Gravelbikes sind perfekt, um in der Natur weite Strecken zurückzulegen. Zumindest, wenn beim Anbringen des Gepäcks nicht geschludert wird. ISPO.com gibt Tipps, wie Sie durch richtiges Bikepacking Platz und Gewicht sparen können und gibt eine Packliste.

Mit dem richtig bepackten Bike steigen Fahrspaß und Sicherheit.
Mit dem richtig bepackten Bike steigen Fahrspaß und Sicherheit.

So wenig wie möglich, so viel wie nötig. Das ist das Credo beim Bepacken eines sportlichen Fahrrades. Stellen Sie sich immer die Frage: Was kann ich zur Not weglassen? Welches Equipment spart Platz und Gewicht?

Und: Die Platzierung des Gepäcks am Rad wirkt sich direkt auf die Fahrqualität aus. Viele Gravelbikes verfügen zum Beispiel zwar über Ösen oder Gewinde für einen Heckträger. Kleinere und rundum am Bike verteilte Taschen erhalten aber die fürs Gelände wichtige Gewichtsverteilung und entlasten den Rahmen.

Die Frage: „Was muss mit?“, hängt entscheidend von der Länge des Trips und der Unterbringung bei Nacht ab. Zwar macht es auf dem Rad mehr Spaß, ohne Zelt, Kochequipment und den kompletten Proviant durch die Natur zu fahren.

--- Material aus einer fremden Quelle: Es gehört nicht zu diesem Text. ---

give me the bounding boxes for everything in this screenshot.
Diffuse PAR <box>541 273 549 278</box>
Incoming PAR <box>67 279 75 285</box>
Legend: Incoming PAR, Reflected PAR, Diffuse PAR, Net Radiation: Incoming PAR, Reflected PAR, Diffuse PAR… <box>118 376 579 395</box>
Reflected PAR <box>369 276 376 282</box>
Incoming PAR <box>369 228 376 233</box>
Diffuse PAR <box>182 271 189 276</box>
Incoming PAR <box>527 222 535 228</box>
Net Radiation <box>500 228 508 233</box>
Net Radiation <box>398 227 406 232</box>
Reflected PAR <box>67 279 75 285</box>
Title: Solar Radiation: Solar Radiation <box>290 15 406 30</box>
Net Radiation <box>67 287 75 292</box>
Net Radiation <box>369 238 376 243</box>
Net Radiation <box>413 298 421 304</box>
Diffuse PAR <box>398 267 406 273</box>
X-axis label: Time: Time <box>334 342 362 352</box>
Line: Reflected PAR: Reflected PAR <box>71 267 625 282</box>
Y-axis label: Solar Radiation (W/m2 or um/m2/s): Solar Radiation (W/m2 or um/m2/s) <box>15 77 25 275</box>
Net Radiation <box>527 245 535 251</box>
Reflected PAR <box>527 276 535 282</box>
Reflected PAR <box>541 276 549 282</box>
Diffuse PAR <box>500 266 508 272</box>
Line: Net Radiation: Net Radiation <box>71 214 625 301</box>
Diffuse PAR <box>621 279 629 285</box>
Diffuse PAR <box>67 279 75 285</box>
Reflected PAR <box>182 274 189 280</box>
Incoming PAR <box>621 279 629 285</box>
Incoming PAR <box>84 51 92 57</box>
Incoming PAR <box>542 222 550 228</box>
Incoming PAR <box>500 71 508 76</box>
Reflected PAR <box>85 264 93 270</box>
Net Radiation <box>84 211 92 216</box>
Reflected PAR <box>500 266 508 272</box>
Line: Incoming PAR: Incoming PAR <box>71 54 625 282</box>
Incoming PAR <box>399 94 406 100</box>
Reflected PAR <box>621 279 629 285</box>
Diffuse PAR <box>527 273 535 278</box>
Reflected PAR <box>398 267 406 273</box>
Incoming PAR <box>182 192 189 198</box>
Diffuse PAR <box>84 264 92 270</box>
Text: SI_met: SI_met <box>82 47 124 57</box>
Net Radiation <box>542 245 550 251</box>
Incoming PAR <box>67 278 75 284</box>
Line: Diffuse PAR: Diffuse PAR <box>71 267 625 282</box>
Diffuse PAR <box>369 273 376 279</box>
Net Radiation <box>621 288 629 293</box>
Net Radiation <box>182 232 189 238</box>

Die Flexibilität bei der Wahl der Route und ihrer Länge schränkt dies allerdings auch merklich ein. Helfen kann ein Minizelt, bei dem das Rad gleichzeitig Zeltgestänge wird, wie der „Bikecamper“ von Topeak. Das spart nicht nur bis zu 1,5 Kilogramm Gepäck, sondern ist zugleich effektiver Diebstahlschutz für das eigene Rad bei Nacht.

Topeaks Campinglösung macht das Bike zum Bestandteil des Zelts.
Topeaks Campinglösung macht das Bike zum Bestandteil des Zelts.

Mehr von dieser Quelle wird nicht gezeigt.